Procedure when new evidence proves innocence

Aug 02, 2012 17:34

England, present day.

My character has been convicted of murder and is in the second year of serving his sentence, he has always maintained his innocence. New evidence has been uncovered by the police which proves he is not guilty. The evidence is not contestable - there is no doubt of his innocence, the real murderer has been identified

I'm not sure what happens now: would he be pardoned or is the onus on his legal team to appeal? If so where does the case go - it it a retrial or an appeal be heard to the CA and they quash the conviction? Do the CCRC get involved? Do the police have a role to play in this as they now have a new person in custody?

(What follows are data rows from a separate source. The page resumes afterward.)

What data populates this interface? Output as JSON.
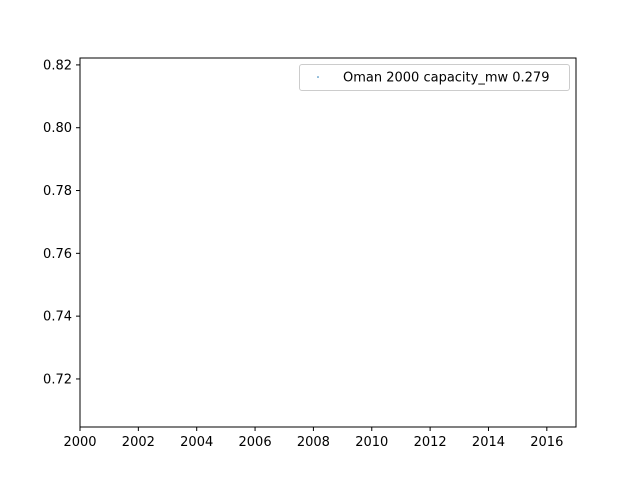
{
  "chart_data": {
    "type": "scatter",
    "title": "",
    "xlabel": "",
    "ylabel": "",
    "xlim": [
      2000,
      2017
    ],
    "ylim": [
      0.7047,
      0.8222
    ],
    "xticks": [
      2000,
      2002,
      2004,
      2006,
      2008,
      2010,
      2012,
      2014,
      2016
    ],
    "yticks": [
      0.72,
      0.74,
      0.76,
      0.78,
      0.8,
      0.82
    ],
    "ytick_labels": [
      "0.72",
      "0.74",
      "0.76",
      "0.78",
      "0.80",
      "0.82"
    ],
    "grid": false,
    "legend_position": "top-right",
    "series": [
      {
        "name": "Oman 2000 capacity_mw 0.279",
        "color": "#1f77b4",
        "marker": "point",
        "points": []
      }
    ]
  }
}
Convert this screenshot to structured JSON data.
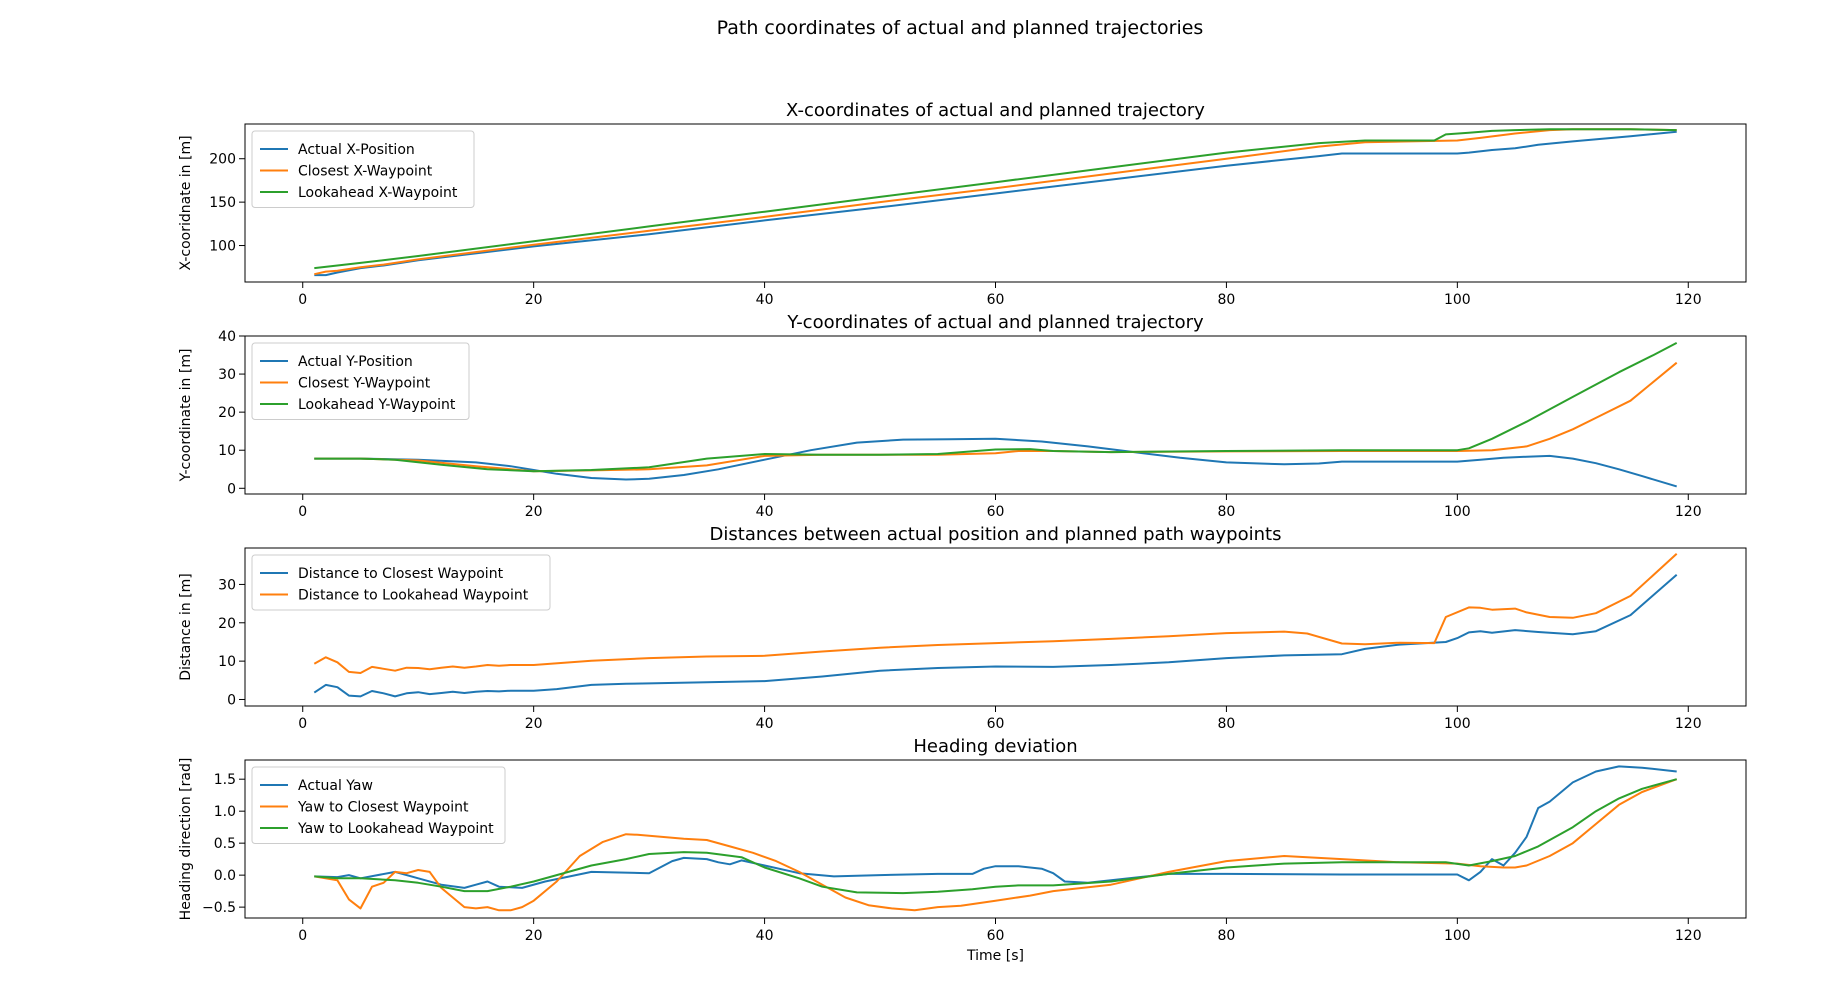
{
  "suptitle": "Path coordinates of actual and planned trajectories",
  "chart_data": [
    {
      "type": "line",
      "title": "X-coordinates of actual and planned trajectory",
      "xlabel": "",
      "ylabel": "X-cooridnate in [m]",
      "xlim": [
        -5,
        125
      ],
      "ylim": [
        58,
        240
      ],
      "xticks": [
        0,
        20,
        40,
        60,
        80,
        100,
        120
      ],
      "yticks": [
        100,
        150,
        200
      ],
      "legend_loc": "upper left",
      "series": [
        {
          "name": "Actual X-Position",
          "color": "#1f77b4",
          "x": [
            1,
            2,
            3,
            5,
            7,
            10,
            20,
            30,
            40,
            50,
            60,
            70,
            80,
            88,
            90,
            95,
            100,
            101,
            103,
            105,
            107,
            110,
            115,
            119
          ],
          "y": [
            66,
            66,
            69,
            74,
            77,
            83,
            99,
            113,
            129,
            144,
            160,
            176,
            192,
            203,
            206,
            206,
            206,
            207,
            210,
            212,
            216,
            220,
            226,
            231
          ]
        },
        {
          "name": "Closest X-Waypoint",
          "color": "#ff7f0e",
          "x": [
            1,
            2,
            3,
            5,
            7,
            10,
            20,
            30,
            40,
            50,
            60,
            70,
            80,
            88,
            92,
            100,
            102,
            105,
            108,
            110,
            115,
            119
          ],
          "y": [
            67,
            70,
            71,
            75,
            78,
            84,
            101,
            117,
            133,
            150,
            166,
            183,
            200,
            214,
            219,
            221,
            224,
            229,
            233,
            234,
            234,
            233
          ]
        },
        {
          "name": "Lookahead X-Waypoint",
          "color": "#2ca02c",
          "x": [
            1,
            5,
            10,
            20,
            30,
            40,
            50,
            60,
            70,
            80,
            88,
            92,
            98,
            99,
            101,
            103,
            105,
            108,
            110,
            115,
            119
          ],
          "y": [
            74,
            80,
            88,
            105,
            122,
            139,
            156,
            173,
            190,
            207,
            218,
            221,
            221,
            228,
            230,
            232,
            233,
            234,
            234,
            234,
            233
          ]
        }
      ]
    },
    {
      "type": "line",
      "title": "Y-coordinates of actual and planned trajectory",
      "xlabel": "",
      "ylabel": "Y-coordinate in [m]",
      "xlim": [
        -5,
        125
      ],
      "ylim": [
        -1.5,
        40
      ],
      "xticks": [
        0,
        20,
        40,
        60,
        80,
        100,
        120
      ],
      "yticks": [
        0,
        10,
        20,
        30,
        40
      ],
      "legend_loc": "upper left",
      "series": [
        {
          "name": "Actual Y-Position",
          "color": "#1f77b4",
          "x": [
            1,
            5,
            10,
            15,
            18,
            20,
            22,
            25,
            28,
            30,
            33,
            36,
            40,
            44,
            48,
            52,
            56,
            60,
            64,
            68,
            72,
            76,
            80,
            85,
            88,
            90,
            95,
            100,
            102,
            104,
            106,
            108,
            110,
            112,
            114,
            116,
            119
          ],
          "y": [
            7.8,
            7.8,
            7.5,
            6.8,
            5.8,
            4.8,
            3.8,
            2.7,
            2.3,
            2.5,
            3.5,
            5,
            7.5,
            10,
            12,
            12.8,
            12.9,
            13,
            12.3,
            11,
            9.5,
            8,
            6.8,
            6.3,
            6.5,
            7,
            7,
            7,
            7.5,
            8,
            8.3,
            8.5,
            7.8,
            6.6,
            5,
            3.2,
            0.5
          ]
        },
        {
          "name": "Closest Y-Waypoint",
          "color": "#ff7f0e",
          "x": [
            1,
            5,
            10,
            15,
            20,
            25,
            30,
            35,
            40,
            45,
            50,
            55,
            60,
            62,
            65,
            70,
            80,
            90,
            100,
            103,
            106,
            108,
            110,
            112,
            115,
            119
          ],
          "y": [
            7.8,
            7.8,
            7.3,
            5.8,
            4.5,
            4.7,
            5,
            6,
            8.5,
            8.8,
            8.8,
            8.8,
            9.2,
            9.8,
            9.8,
            9.5,
            9.7,
            9.8,
            9.8,
            10,
            11,
            13,
            15.5,
            18.5,
            23,
            33
          ]
        },
        {
          "name": "Lookahead Y-Waypoint",
          "color": "#2ca02c",
          "x": [
            1,
            5,
            8,
            12,
            16,
            20,
            25,
            30,
            35,
            40,
            45,
            50,
            55,
            60,
            63,
            65,
            70,
            80,
            90,
            100,
            101,
            103,
            106,
            110,
            114,
            117,
            119
          ],
          "y": [
            7.8,
            7.8,
            7.5,
            6.2,
            5,
            4.5,
            4.8,
            5.5,
            7.8,
            9,
            8.8,
            8.8,
            9,
            10.2,
            10.3,
            9.8,
            9.5,
            9.8,
            10,
            10,
            10.5,
            13,
            17.5,
            24,
            30.5,
            35,
            38.2
          ]
        }
      ]
    },
    {
      "type": "line",
      "title": "Distances between actual position and planned path waypoints",
      "xlabel": "",
      "ylabel": "Distance in [m]",
      "xlim": [
        -5,
        125
      ],
      "ylim": [
        -1.7,
        39.5
      ],
      "xticks": [
        0,
        20,
        40,
        60,
        80,
        100,
        120
      ],
      "yticks": [
        0,
        10,
        20,
        30
      ],
      "legend_loc": "upper left",
      "series": [
        {
          "name": "Distance to Closest Waypoint",
          "color": "#1f77b4",
          "x": [
            1,
            2,
            3,
            4,
            5,
            6,
            7,
            8,
            9,
            10,
            11,
            12,
            13,
            14,
            15,
            16,
            17,
            18,
            20,
            22,
            25,
            28,
            30,
            35,
            40,
            45,
            50,
            55,
            60,
            65,
            70,
            75,
            80,
            85,
            90,
            92,
            95,
            99,
            100,
            101,
            102,
            103,
            105,
            107,
            110,
            112,
            115,
            119
          ],
          "y": [
            1.8,
            3.8,
            3.2,
            1,
            0.8,
            2.2,
            1.6,
            0.8,
            1.6,
            1.9,
            1.4,
            1.7,
            2,
            1.7,
            2,
            2.2,
            2.1,
            2.3,
            2.3,
            2.7,
            3.8,
            4.1,
            4.2,
            4.5,
            4.8,
            6,
            7.5,
            8.2,
            8.6,
            8.5,
            9,
            9.7,
            10.8,
            11.5,
            11.8,
            13.2,
            14.3,
            15,
            16,
            17.5,
            17.8,
            17.4,
            18.1,
            17.6,
            17,
            17.8,
            22,
            32.5
          ]
        },
        {
          "name": "Distance to Lookahead Waypoint",
          "color": "#ff7f0e",
          "x": [
            1,
            2,
            3,
            4,
            5,
            6,
            7,
            8,
            9,
            10,
            11,
            12,
            13,
            14,
            15,
            16,
            17,
            18,
            20,
            25,
            30,
            35,
            40,
            45,
            50,
            55,
            60,
            65,
            70,
            75,
            80,
            85,
            87,
            90,
            92,
            95,
            98,
            99,
            101,
            102,
            103,
            105,
            106,
            108,
            110,
            112,
            115,
            119
          ],
          "y": [
            9.3,
            11,
            9.7,
            7.2,
            6.9,
            8.5,
            8,
            7.5,
            8.3,
            8.2,
            7.9,
            8.3,
            8.6,
            8.3,
            8.6,
            9,
            8.8,
            9,
            9,
            10.1,
            10.8,
            11.2,
            11.4,
            12.5,
            13.5,
            14.2,
            14.7,
            15.2,
            15.8,
            16.5,
            17.3,
            17.7,
            17.2,
            14.6,
            14.4,
            14.8,
            14.7,
            21.5,
            24,
            23.9,
            23.4,
            23.7,
            22.7,
            21.5,
            21.3,
            22.5,
            27,
            38
          ]
        }
      ]
    },
    {
      "type": "line",
      "title": "Heading deviation",
      "xlabel": "Time [s]",
      "ylabel": "Heading direction [rad]",
      "xlim": [
        -5,
        125
      ],
      "ylim": [
        -0.67,
        1.8
      ],
      "xticks": [
        0,
        20,
        40,
        60,
        80,
        100,
        120
      ],
      "yticks": [
        -0.5,
        0.0,
        0.5,
        1.0,
        1.5
      ],
      "legend_loc": "upper left",
      "series": [
        {
          "name": "Actual Yaw",
          "color": "#1f77b4",
          "x": [
            1,
            3,
            4,
            5,
            8,
            10,
            12,
            14,
            15,
            16,
            17,
            19,
            21,
            25,
            30,
            32,
            33,
            35,
            36,
            37,
            38,
            40,
            43,
            46,
            50,
            55,
            58,
            59,
            60,
            62,
            64,
            65,
            66,
            68,
            70,
            75,
            80,
            90,
            100,
            101,
            102,
            103,
            104,
            105,
            106,
            107,
            108,
            110,
            112,
            114,
            116,
            119
          ],
          "y": [
            -0.02,
            -0.03,
            0,
            -0.05,
            0.05,
            -0.05,
            -0.15,
            -0.2,
            -0.15,
            -0.1,
            -0.18,
            -0.2,
            -0.1,
            0.05,
            0.03,
            0.22,
            0.27,
            0.25,
            0.2,
            0.17,
            0.23,
            0.15,
            0.03,
            -0.02,
            0,
            0.02,
            0.02,
            0.1,
            0.14,
            0.14,
            0.1,
            0.03,
            -0.1,
            -0.12,
            -0.08,
            0.02,
            0.02,
            0.01,
            0.01,
            -0.08,
            0.05,
            0.25,
            0.15,
            0.35,
            0.6,
            1.05,
            1.15,
            1.45,
            1.62,
            1.7,
            1.68,
            1.62
          ]
        },
        {
          "name": "Yaw to Closest Waypoint",
          "color": "#ff7f0e",
          "x": [
            1,
            3,
            4,
            5,
            6,
            7,
            8,
            9,
            10,
            11,
            12,
            13,
            14,
            15,
            16,
            17,
            18,
            19,
            20,
            22,
            24,
            26,
            28,
            29,
            31,
            33,
            35,
            37,
            39,
            41,
            43,
            45,
            47,
            49,
            51,
            53,
            55,
            57,
            60,
            63,
            65,
            70,
            75,
            80,
            85,
            90,
            95,
            100,
            102,
            104,
            105,
            106,
            108,
            110,
            112,
            114,
            116,
            119
          ],
          "y": [
            -0.02,
            -0.08,
            -0.38,
            -0.52,
            -0.18,
            -0.12,
            0.05,
            0.03,
            0.08,
            0.05,
            -0.2,
            -0.35,
            -0.5,
            -0.52,
            -0.5,
            -0.55,
            -0.55,
            -0.5,
            -0.4,
            -0.1,
            0.3,
            0.52,
            0.64,
            0.63,
            0.6,
            0.57,
            0.55,
            0.45,
            0.35,
            0.22,
            0.05,
            -0.15,
            -0.35,
            -0.47,
            -0.52,
            -0.55,
            -0.5,
            -0.48,
            -0.4,
            -0.32,
            -0.25,
            -0.15,
            0.05,
            0.22,
            0.3,
            0.25,
            0.2,
            0.18,
            0.14,
            0.12,
            0.12,
            0.15,
            0.3,
            0.5,
            0.8,
            1.1,
            1.3,
            1.5
          ]
        },
        {
          "name": "Yaw to Lookahead Waypoint",
          "color": "#2ca02c",
          "x": [
            1,
            3,
            5,
            8,
            10,
            12,
            14,
            16,
            18,
            20,
            22,
            25,
            28,
            30,
            33,
            35,
            38,
            40,
            43,
            45,
            48,
            52,
            55,
            58,
            60,
            62,
            65,
            70,
            75,
            80,
            85,
            90,
            95,
            99,
            101,
            103,
            105,
            107,
            110,
            112,
            114,
            116,
            119
          ],
          "y": [
            -0.02,
            -0.05,
            -0.05,
            -0.08,
            -0.12,
            -0.18,
            -0.25,
            -0.25,
            -0.18,
            -0.1,
            0,
            0.15,
            0.25,
            0.33,
            0.36,
            0.35,
            0.28,
            0.12,
            -0.05,
            -0.18,
            -0.27,
            -0.28,
            -0.26,
            -0.22,
            -0.18,
            -0.16,
            -0.16,
            -0.1,
            0.02,
            0.12,
            0.18,
            0.2,
            0.2,
            0.2,
            0.15,
            0.22,
            0.3,
            0.45,
            0.75,
            1.0,
            1.2,
            1.35,
            1.5
          ]
        }
      ]
    }
  ]
}
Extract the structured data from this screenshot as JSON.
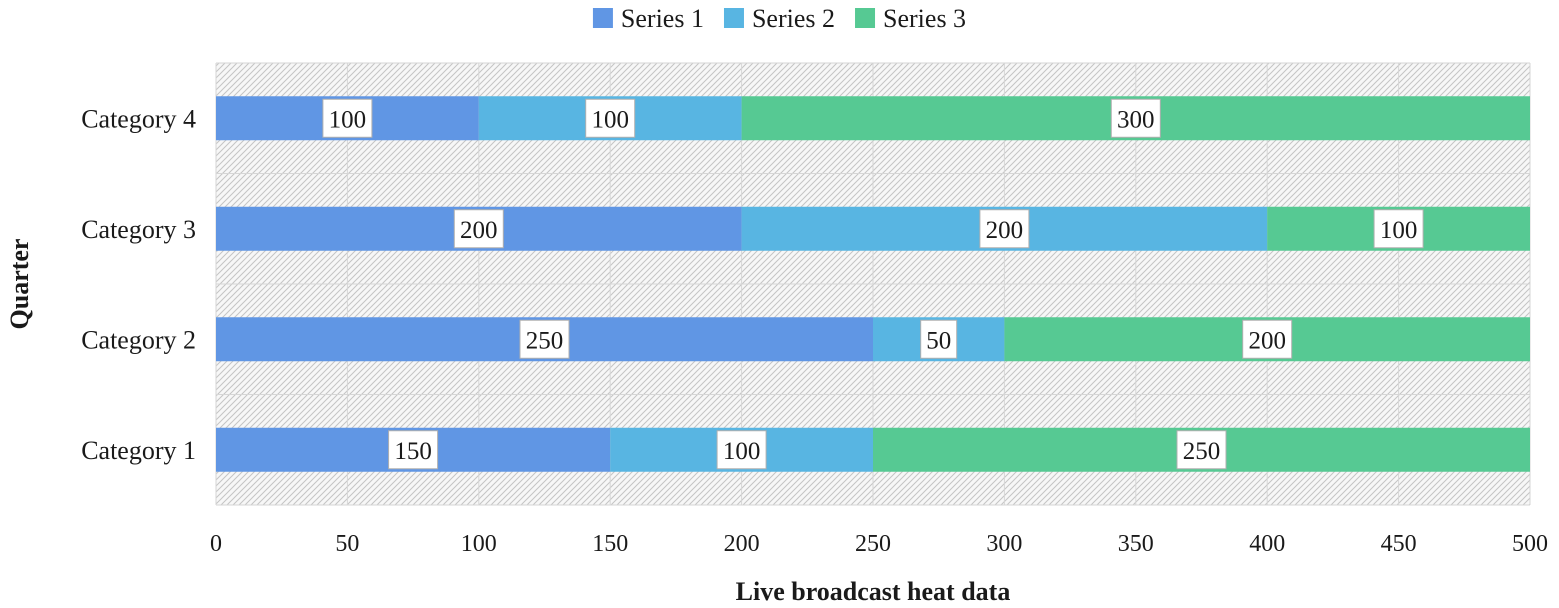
{
  "chart_data": {
    "type": "bar",
    "orientation": "horizontal",
    "stacked": true,
    "categories": [
      "Category 1",
      "Category 2",
      "Category 3",
      "Category 4"
    ],
    "series": [
      {
        "name": "Series 1",
        "color": "#6096e4",
        "values": [
          150,
          250,
          200,
          100
        ]
      },
      {
        "name": "Series 2",
        "color": "#58b5e2",
        "values": [
          100,
          50,
          200,
          100
        ]
      },
      {
        "name": "Series 3",
        "color": "#56c993",
        "values": [
          250,
          200,
          100,
          300
        ]
      }
    ],
    "title": "",
    "xlabel": "Live broadcast heat data",
    "ylabel": "Quarter",
    "xlim": [
      0,
      500
    ],
    "xticks": [
      0,
      50,
      100,
      150,
      200,
      250,
      300,
      350,
      400,
      450,
      500
    ],
    "grid": true,
    "legend_position": "top",
    "plot_background": "hatched",
    "data_labels": true
  }
}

I've been searching using: 'new evidence'' 'quashed conviction' "wrongful conviction" "proof of innocence" and the CPS guidance but I'm getting results on trials where new evidence has been found to prove guilt and the recent Sam Hallam case but that went to retrial and I'm not sure that would happen in this scenario.

Two further questions - approximately how long would it take from the evidence being found to conviction overturned. I know that's a hard one to answer but weeks? months? years?

What happends in the meantime? Would my character  stay in prison, be moved to a lower security prison;be released on licence? (he's of otherwise good character.

Any help or suggestions for search terms much appreciated.